Погруженный в завершительную работу над первым томом, Гоголь видит пока и очертания
второго лишь в неразрывной связи с первым, высказывая это в лирических отступлениях. О
том же говорит лаконическая запись в записной книжке Гоголя 1841–1844 гг., которую он
начал заполнять как раз в интересующий нас период, при отъезде в сентябре 1841 г., вместе с
П. М. Языковым, из Германии в Россию. Внесенная сюда в указанный момент запись:
“Развить статью о воспитании во 2-й части” — предусматривает, кроме впервые тут
зафиксированного эпизода второй части о воспитании Тентетникова, также и сходный эпизод,
главы XI первой части о воспитании Чичикова. Отмеченное еще В. И. Шенроком сходство
второго из учителей Тентетникова — Федора Ивановича — с таким же, как он, “любителем
порядка”, учителем Чичикова, разъясняет смысл приведенной записи, как авторского задания:
перенести из только что законченной перед тем последней главы первой части тему о
воспитании, расширив ее (отсюда выражение “развить”), в задуманную вторую часть. Не
столько, значит, эта последняя сама по себе, сколько опять всё та же первая часть
интересовала Гоголя и в момент занесения записи в карманную книжку. Вопреки мнению Н.
С. Тихонравова, относившего к 1841–1842 гг. все пять уцелевших тетрадей второй части
поэмы (см. 10-е изд., III, стр. 586–598) к этим годам, вплоть до обратного отъезда Гоголя за
границу после выигранной им тяжбы с цензурой о первом томе, нельзя относить не только
появление уцелевшего беловика, но и какую бы то ни было планомерную работу над вторым
томом.
Не сразу приступил Гоголь к работе и после выхода первого тома.

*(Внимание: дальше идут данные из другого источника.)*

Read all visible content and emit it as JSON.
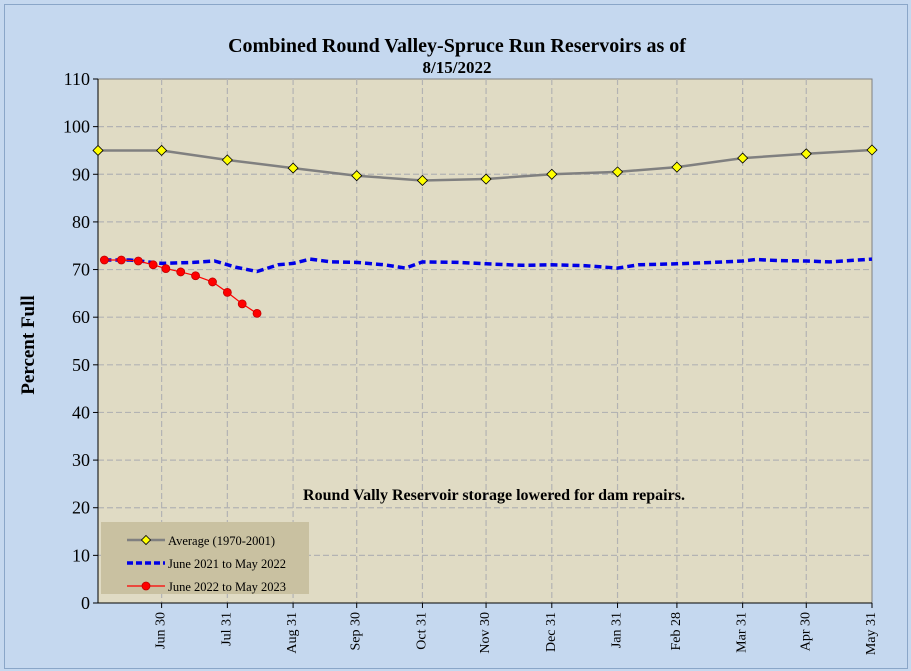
{
  "chart_data": {
    "type": "line",
    "title": "Combined Round Valley-Spruce Run Reservoirs as of",
    "subtitle": "8/15/2022",
    "ylabel": "Percent Full",
    "xlabel": "",
    "ylim": [
      0,
      110
    ],
    "yticks": [
      0,
      10,
      20,
      30,
      40,
      50,
      60,
      70,
      80,
      90,
      100,
      110
    ],
    "xlim": [
      0,
      365
    ],
    "x_ticks": [
      {
        "label": "Jun 30",
        "day": 30
      },
      {
        "label": "Jul 31",
        "day": 61
      },
      {
        "label": "Aug 31",
        "day": 92
      },
      {
        "label": "Sep 30",
        "day": 122
      },
      {
        "label": "Oct 31",
        "day": 153
      },
      {
        "label": "Nov 30",
        "day": 183
      },
      {
        "label": "Dec 31",
        "day": 214
      },
      {
        "label": "Jan 31",
        "day": 245
      },
      {
        "label": "Feb 28",
        "day": 273
      },
      {
        "label": "Mar 31",
        "day": 304
      },
      {
        "label": "Apr 30",
        "day": 334
      },
      {
        "label": "May 31",
        "day": 365
      }
    ],
    "annotation": "Round Vally Reservoir storage lowered for dam repairs.",
    "grid": true,
    "legend_position": "bottom-left",
    "series": [
      {
        "name": "Average (1970-2001)",
        "color": "#808080",
        "marker_color": "#ffff00",
        "style": "solid",
        "points": [
          [
            0,
            95
          ],
          [
            30,
            95
          ],
          [
            61,
            93
          ],
          [
            92,
            91.3
          ],
          [
            122,
            89.7
          ],
          [
            153,
            88.7
          ],
          [
            183,
            89
          ],
          [
            214,
            90
          ],
          [
            245,
            90.5
          ],
          [
            273,
            91.5
          ],
          [
            304,
            93.4
          ],
          [
            334,
            94.3
          ],
          [
            365,
            95.1
          ]
        ]
      },
      {
        "name": "June 2021 to May 2022",
        "color": "#0000e6",
        "style": "dashed",
        "points": [
          [
            3,
            72
          ],
          [
            15,
            72
          ],
          [
            30,
            71.3
          ],
          [
            45,
            71.5
          ],
          [
            55,
            71.8
          ],
          [
            65,
            70.5
          ],
          [
            75,
            69.6
          ],
          [
            85,
            71
          ],
          [
            92,
            71.3
          ],
          [
            100,
            72.2
          ],
          [
            110,
            71.6
          ],
          [
            122,
            71.5
          ],
          [
            135,
            71
          ],
          [
            145,
            70.3
          ],
          [
            153,
            71.6
          ],
          [
            170,
            71.5
          ],
          [
            183,
            71.2
          ],
          [
            200,
            70.9
          ],
          [
            214,
            71
          ],
          [
            230,
            70.8
          ],
          [
            245,
            70.3
          ],
          [
            255,
            71
          ],
          [
            273,
            71.2
          ],
          [
            290,
            71.5
          ],
          [
            304,
            71.8
          ],
          [
            310,
            72.1
          ],
          [
            320,
            71.9
          ],
          [
            334,
            71.8
          ],
          [
            345,
            71.6
          ],
          [
            365,
            72.2
          ]
        ]
      },
      {
        "name": "June 2022 to May 2023",
        "color": "#ff0000",
        "marker_color": "#ff0000",
        "style": "solid",
        "points": [
          [
            3,
            72
          ],
          [
            11,
            72
          ],
          [
            19,
            71.8
          ],
          [
            26,
            71
          ],
          [
            32,
            70.2
          ],
          [
            39,
            69.5
          ],
          [
            46,
            68.7
          ],
          [
            54,
            67.4
          ],
          [
            61,
            65.2
          ],
          [
            68,
            62.8
          ],
          [
            75,
            60.8
          ]
        ]
      }
    ]
  }
}
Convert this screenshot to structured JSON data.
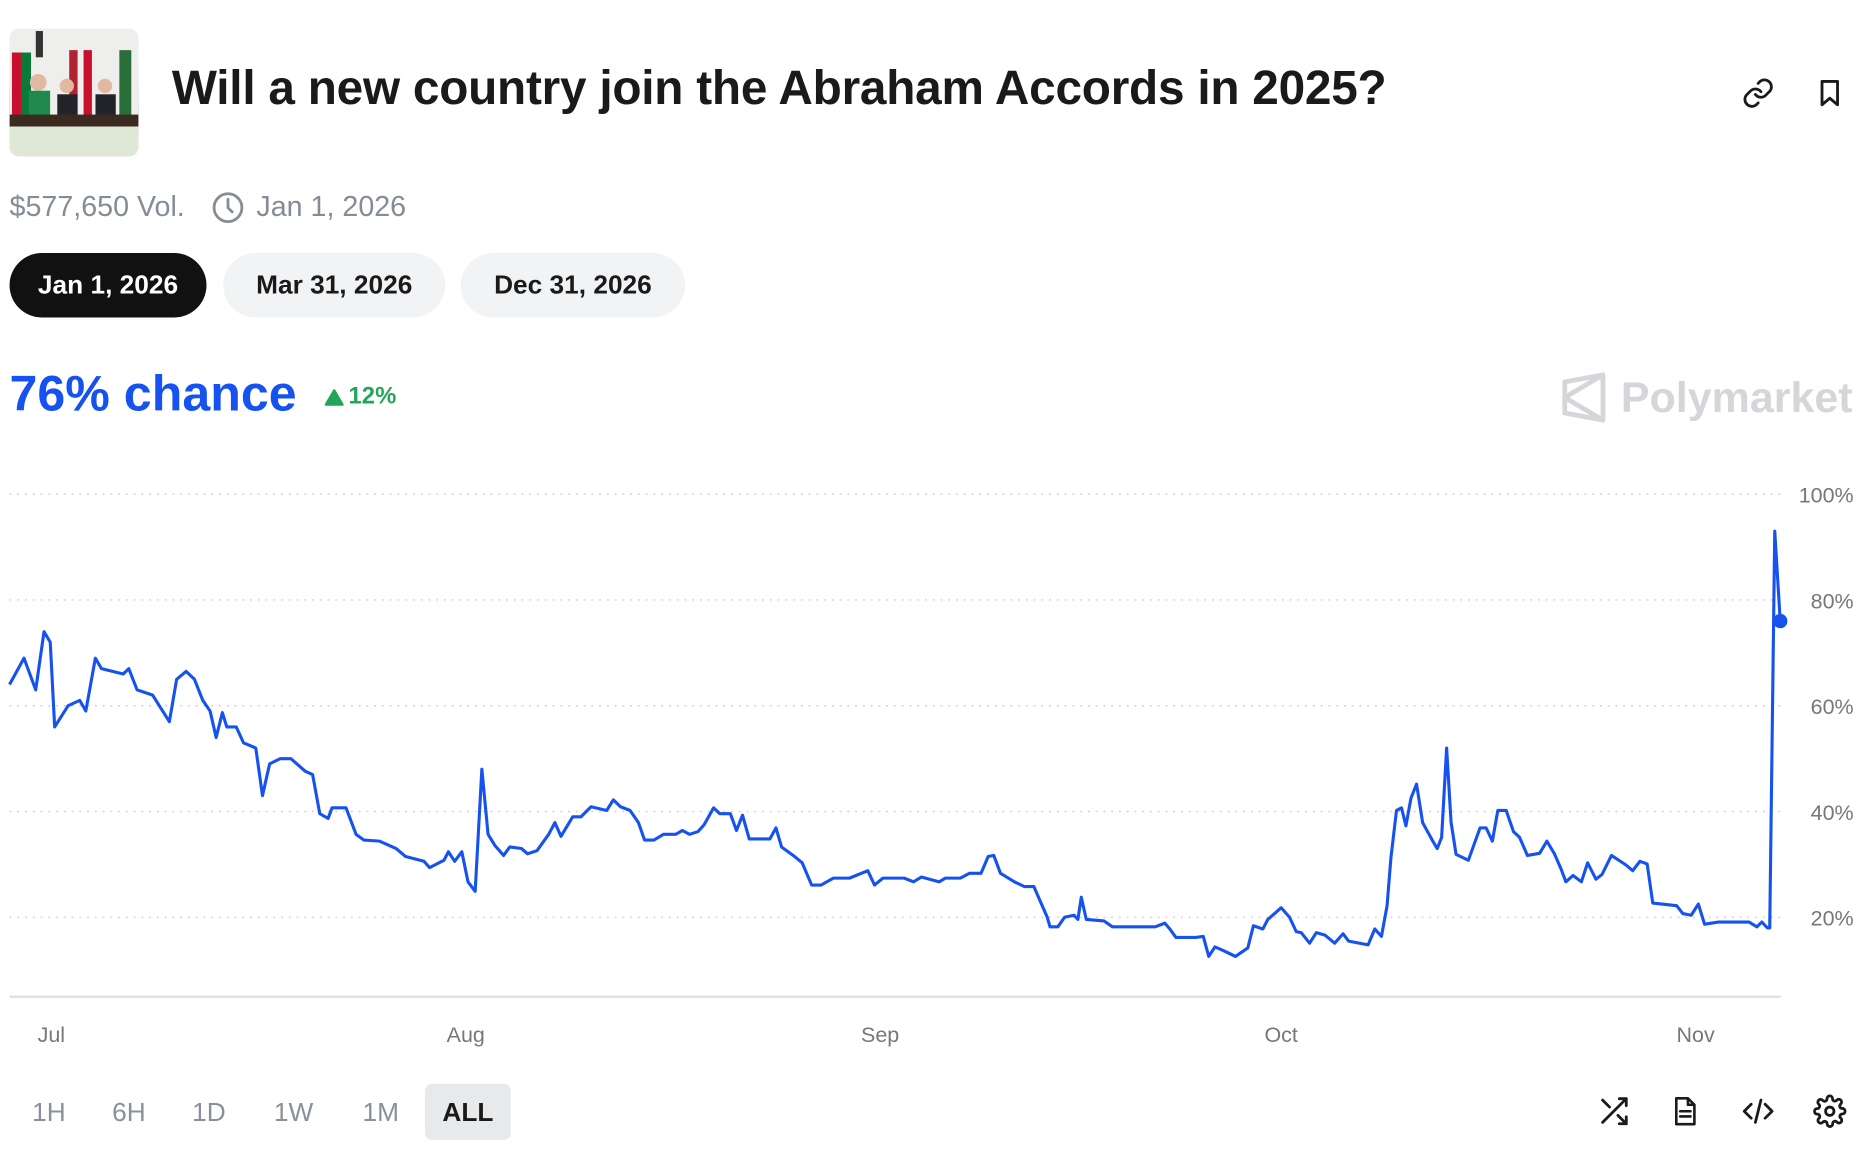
{
  "header": {
    "title": "Will a new country join the Abraham Accords in 2025?",
    "volume": "$577,650 Vol.",
    "end_date": "Jan 1, 2026",
    "icons": [
      "link-icon",
      "bookmark-icon",
      "clock-icon"
    ]
  },
  "date_options": [
    {
      "label": "Jan 1, 2026",
      "active": true
    },
    {
      "label": "Mar 31, 2026",
      "active": false
    },
    {
      "label": "Dec 31, 2026",
      "active": false
    }
  ],
  "summary": {
    "chance": "76% chance",
    "change": "12%",
    "change_direction": "up",
    "brand": "Polymarket"
  },
  "colors": {
    "line": "#1652f0",
    "up": "#23a55a",
    "grid": "#d0d0d0"
  },
  "time_ranges": [
    {
      "label": "1H",
      "active": false
    },
    {
      "label": "6H",
      "active": false
    },
    {
      "label": "1D",
      "active": false
    },
    {
      "label": "1W",
      "active": false
    },
    {
      "label": "1M",
      "active": false
    },
    {
      "label": "ALL",
      "active": true
    }
  ],
  "bottom_icons": [
    "shuffle-icon",
    "document-icon",
    "code-icon",
    "settings-icon"
  ],
  "chart_data": {
    "type": "line",
    "title": "",
    "xlabel": "",
    "ylabel": "",
    "x_ticks": [
      "Jul",
      "Aug",
      "Sep",
      "Oct",
      "Nov"
    ],
    "x_tick_dates": [
      "2025-07-01",
      "2025-08-01",
      "2025-09-01",
      "2025-10-01",
      "2025-11-01"
    ],
    "y_ticks": [
      "20%",
      "40%",
      "60%",
      "80%",
      "100%"
    ],
    "y_tick_values": [
      20,
      40,
      60,
      80,
      100
    ],
    "ylim": [
      5,
      100
    ],
    "xlim": [
      "2025-06-27T21:00",
      "2025-11-07T08:00"
    ],
    "grid": "horizontal dotted",
    "y_axis_position": "right",
    "last_value": 76,
    "series": [
      {
        "color": "#1652f0",
        "points": [
          [
            "2025-06-27T21:00",
            64
          ],
          [
            "2025-06-28T23:00",
            69
          ],
          [
            "2025-06-29T20:00",
            63
          ],
          [
            "2025-06-30T11:00",
            74
          ],
          [
            "2025-06-30T22:00",
            72
          ],
          [
            "2025-07-01T06:00",
            56
          ],
          [
            "2025-07-02T06:00",
            60
          ],
          [
            "2025-07-03T03:00",
            61
          ],
          [
            "2025-07-03T14:00",
            59
          ],
          [
            "2025-07-04T07:00",
            69
          ],
          [
            "2025-07-04T18:00",
            67
          ],
          [
            "2025-07-06T09:00",
            66
          ],
          [
            "2025-07-06T19:00",
            67
          ],
          [
            "2025-07-07T10:00",
            63
          ],
          [
            "2025-07-08T14:00",
            62
          ],
          [
            "2025-07-09T20:00",
            57
          ],
          [
            "2025-07-10T09:00",
            65
          ],
          [
            "2025-07-11T02:00",
            66.5
          ],
          [
            "2025-07-11T17:00",
            65
          ],
          [
            "2025-07-12T08:00",
            61
          ],
          [
            "2025-07-12T21:00",
            59
          ],
          [
            "2025-07-13T08:00",
            54
          ],
          [
            "2025-07-13T19:00",
            58.7
          ],
          [
            "2025-07-14T03:00",
            56
          ],
          [
            "2025-07-14T20:00",
            56
          ],
          [
            "2025-07-15T09:00",
            53
          ],
          [
            "2025-07-16T07:00",
            52
          ],
          [
            "2025-07-16T19:00",
            43
          ],
          [
            "2025-07-17T08:00",
            49
          ],
          [
            "2025-07-18T03:00",
            50
          ],
          [
            "2025-07-18T22:00",
            50
          ],
          [
            "2025-07-20T00:00",
            47.6
          ],
          [
            "2025-07-20T13:00",
            47
          ],
          [
            "2025-07-21T02:00",
            39.6
          ],
          [
            "2025-07-21T17:00",
            38.7
          ],
          [
            "2025-07-22T00:00",
            40.7
          ],
          [
            "2025-07-23T01:00",
            40.7
          ],
          [
            "2025-07-23T19:00",
            35.7
          ],
          [
            "2025-07-24T09:00",
            34.6
          ],
          [
            "2025-07-25T13:00",
            34.4
          ],
          [
            "2025-07-26T19:00",
            33
          ],
          [
            "2025-07-27T12:00",
            31.5
          ],
          [
            "2025-07-28T21:00",
            30.6
          ],
          [
            "2025-07-29T07:00",
            29.4
          ],
          [
            "2025-07-30T09:00",
            30.8
          ],
          [
            "2025-07-30T17:00",
            32.4
          ],
          [
            "2025-07-31T04:00",
            30.6
          ],
          [
            "2025-07-31T17:00",
            32.4
          ],
          [
            "2025-08-01T04:00",
            26.7
          ],
          [
            "2025-08-01T17:00",
            24.9
          ],
          [
            "2025-08-02T05:00",
            48
          ],
          [
            "2025-08-02T16:00",
            35.7
          ],
          [
            "2025-08-03T05:00",
            33.5
          ],
          [
            "2025-08-03T20:00",
            31.7
          ],
          [
            "2025-08-04T07:00",
            33.3
          ],
          [
            "2025-08-05T04:00",
            33
          ],
          [
            "2025-08-05T15:00",
            32
          ],
          [
            "2025-08-06T08:00",
            32.6
          ],
          [
            "2025-08-07T05:00",
            35.7
          ],
          [
            "2025-08-07T16:00",
            37.9
          ],
          [
            "2025-08-08T03:00",
            35.3
          ],
          [
            "2025-08-09T00:00",
            39
          ],
          [
            "2025-08-09T15:00",
            39
          ],
          [
            "2025-08-10T09:00",
            40.9
          ],
          [
            "2025-08-11T13:00",
            40.2
          ],
          [
            "2025-08-12T01:00",
            42.2
          ],
          [
            "2025-08-12T14:00",
            40.9
          ],
          [
            "2025-08-13T07:00",
            40.2
          ],
          [
            "2025-08-13T22:00",
            37.9
          ],
          [
            "2025-08-14T09:00",
            34.6
          ],
          [
            "2025-08-15T02:00",
            34.6
          ],
          [
            "2025-08-15T19:00",
            35.7
          ],
          [
            "2025-08-16T17:00",
            35.7
          ],
          [
            "2025-08-17T05:00",
            36.4
          ],
          [
            "2025-08-17T18:00",
            35.7
          ],
          [
            "2025-08-18T09:00",
            36.2
          ],
          [
            "2025-08-18T20:00",
            37.5
          ],
          [
            "2025-08-19T13:00",
            40.7
          ],
          [
            "2025-08-20T00:00",
            39.6
          ],
          [
            "2025-08-20T19:00",
            39.6
          ],
          [
            "2025-08-21T06:00",
            36.4
          ],
          [
            "2025-08-21T17:00",
            39.3
          ],
          [
            "2025-08-22T05:00",
            34.8
          ],
          [
            "2025-08-23T18:00",
            34.8
          ],
          [
            "2025-08-24T05:00",
            36.9
          ],
          [
            "2025-08-24T15:00",
            33.3
          ],
          [
            "2025-08-25T12:00",
            31.7
          ],
          [
            "2025-08-26T04:00",
            30.3
          ],
          [
            "2025-08-26T21:00",
            26.1
          ],
          [
            "2025-08-27T14:00",
            26.1
          ],
          [
            "2025-08-28T12:00",
            27.4
          ],
          [
            "2025-08-29T17:00",
            27.4
          ],
          [
            "2025-08-31T02:00",
            28.8
          ],
          [
            "2025-08-31T14:00",
            26.1
          ],
          [
            "2025-09-01T05:00",
            27.4
          ],
          [
            "2025-09-02T19:00",
            27.4
          ],
          [
            "2025-09-03T12:00",
            26.7
          ],
          [
            "2025-09-04T02:00",
            27.6
          ],
          [
            "2025-09-05T10:00",
            26.7
          ],
          [
            "2025-09-05T21:00",
            27.4
          ],
          [
            "2025-09-07T00:00",
            27.4
          ],
          [
            "2025-09-07T16:00",
            28.3
          ],
          [
            "2025-09-08T13:00",
            28.3
          ],
          [
            "2025-09-09T02:00",
            31.5
          ],
          [
            "2025-09-09T12:00",
            31.7
          ],
          [
            "2025-09-10T00:00",
            28.3
          ],
          [
            "2025-09-11T01:00",
            26.7
          ],
          [
            "2025-09-11T19:00",
            25.8
          ],
          [
            "2025-09-12T12:00",
            25.8
          ],
          [
            "2025-09-13T00:00",
            22.9
          ],
          [
            "2025-09-13T12:00",
            20
          ],
          [
            "2025-09-13T17:00",
            18.2
          ],
          [
            "2025-09-14T07:00",
            18.2
          ],
          [
            "2025-09-14T19:00",
            20
          ],
          [
            "2025-09-15T12:00",
            20.4
          ],
          [
            "2025-09-15T19:00",
            19.6
          ],
          [
            "2025-09-16T01:00",
            23.8
          ],
          [
            "2025-09-16T10:00",
            19.6
          ],
          [
            "2025-09-17T18:00",
            19.3
          ],
          [
            "2025-09-18T09:00",
            18.2
          ],
          [
            "2025-09-21T14:00",
            18.2
          ],
          [
            "2025-09-22T07:00",
            18.9
          ],
          [
            "2025-09-22T16:00",
            17.8
          ],
          [
            "2025-09-23T03:00",
            16.2
          ],
          [
            "2025-09-24T15:00",
            16.2
          ],
          [
            "2025-09-25T04:00",
            16.4
          ],
          [
            "2025-09-25T14:00",
            12.6
          ],
          [
            "2025-09-26T01:00",
            14.4
          ],
          [
            "2025-09-26T16:00",
            13.7
          ],
          [
            "2025-09-27T14:00",
            12.6
          ],
          [
            "2025-09-28T12:00",
            14.2
          ],
          [
            "2025-09-28T22:00",
            18.4
          ],
          [
            "2025-09-29T15:00",
            17.8
          ],
          [
            "2025-09-30T00:00",
            19.6
          ],
          [
            "2025-10-01T00:00",
            21.8
          ],
          [
            "2025-10-01T15:00",
            20
          ],
          [
            "2025-10-02T03:00",
            17.3
          ],
          [
            "2025-10-02T12:00",
            17.1
          ],
          [
            "2025-10-03T03:00",
            15.1
          ],
          [
            "2025-10-03T15:00",
            17.1
          ],
          [
            "2025-10-04T07:00",
            16.6
          ],
          [
            "2025-10-05T00:00",
            15.1
          ],
          [
            "2025-10-05T15:00",
            16.9
          ],
          [
            "2025-10-06T01:00",
            15.5
          ],
          [
            "2025-10-07T12:00",
            14.8
          ],
          [
            "2025-10-08T00:00",
            17.8
          ],
          [
            "2025-10-08T12:00",
            16.4
          ],
          [
            "2025-10-08T22:00",
            22.2
          ],
          [
            "2025-10-09T05:00",
            31.2
          ],
          [
            "2025-10-09T15:00",
            40.2
          ],
          [
            "2025-10-10T00:00",
            40.7
          ],
          [
            "2025-10-10T08:00",
            37.3
          ],
          [
            "2025-10-10T17:00",
            42.5
          ],
          [
            "2025-10-11T03:00",
            45.2
          ],
          [
            "2025-10-11T14:00",
            37.9
          ],
          [
            "2025-10-12T07:00",
            34.6
          ],
          [
            "2025-10-12T16:00",
            33
          ],
          [
            "2025-10-13T00:00",
            35.1
          ],
          [
            "2025-10-13T09:00",
            52
          ],
          [
            "2025-10-13T17:00",
            38
          ],
          [
            "2025-10-14T02:00",
            31.9
          ],
          [
            "2025-10-15T00:00",
            30.8
          ],
          [
            "2025-10-15T21:00",
            36.9
          ],
          [
            "2025-10-16T08:00",
            36.9
          ],
          [
            "2025-10-16T19:00",
            34.4
          ],
          [
            "2025-10-17T05:00",
            40.2
          ],
          [
            "2025-10-17T20:00",
            40.2
          ],
          [
            "2025-10-18T09:00",
            36.2
          ],
          [
            "2025-10-18T20:00",
            35.1
          ],
          [
            "2025-10-19T10:00",
            31.7
          ],
          [
            "2025-10-20T08:00",
            32.1
          ],
          [
            "2025-10-20T21:00",
            34.4
          ],
          [
            "2025-10-21T10:00",
            32.1
          ],
          [
            "2025-10-21T23:00",
            29
          ],
          [
            "2025-10-22T07:00",
            26.7
          ],
          [
            "2025-10-22T20:00",
            27.9
          ],
          [
            "2025-10-23T11:00",
            26.7
          ],
          [
            "2025-10-23T22:00",
            30.3
          ],
          [
            "2025-10-24T13:00",
            27.2
          ],
          [
            "2025-10-25T00:00",
            28.1
          ],
          [
            "2025-10-25T17:00",
            31.7
          ],
          [
            "2025-10-26T19:00",
            29.9
          ],
          [
            "2025-10-27T07:00",
            28.8
          ],
          [
            "2025-10-27T20:00",
            30.6
          ],
          [
            "2025-10-28T09:00",
            30.1
          ],
          [
            "2025-10-28T19:00",
            22.7
          ],
          [
            "2025-10-30T14:00",
            22.2
          ],
          [
            "2025-10-31T01:00",
            20.7
          ],
          [
            "2025-10-31T16:00",
            20.4
          ],
          [
            "2025-11-01T05:00",
            22.5
          ],
          [
            "2025-11-01T16:00",
            18.7
          ],
          [
            "2025-11-02T17:00",
            19.1
          ],
          [
            "2025-11-05T00:00",
            19.1
          ],
          [
            "2025-11-05T14:00",
            18.2
          ],
          [
            "2025-11-05T23:00",
            19.1
          ],
          [
            "2025-11-06T09:00",
            18
          ],
          [
            "2025-11-06T13:00",
            18
          ],
          [
            "2025-11-06T22:00",
            93
          ],
          [
            "2025-11-07T08:00",
            76
          ]
        ]
      }
    ]
  }
}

Остаток 1842 г. весь
ушел на пересмотр и исправления старых произведений (“Тараса Бульбы”, “Вия”, “Ревизора”)
перед сдачей их в печать для первого “Собрания сочинений”. Медлил Гоголь с продолжением
“Мертвых душ” и умышленно, желая извлечь побольше для себя пользы из разноречивых
отзывов критики о вышедшем первом томе. Даже год спустя после выхода первого тома на
нетерпеливые вопросы московских друзей, скоро ли новый труд будет окончен, Гоголь
отвечал: “Верь, что я употребляю все силы производить успешно свою работу, что вне ее я не
живу и что давно умер для других наслаждений. Но вследствие устройства головы моей, я
могу работать вследствие только глубоких обдумываний и соображений”. [Письмо к С. П.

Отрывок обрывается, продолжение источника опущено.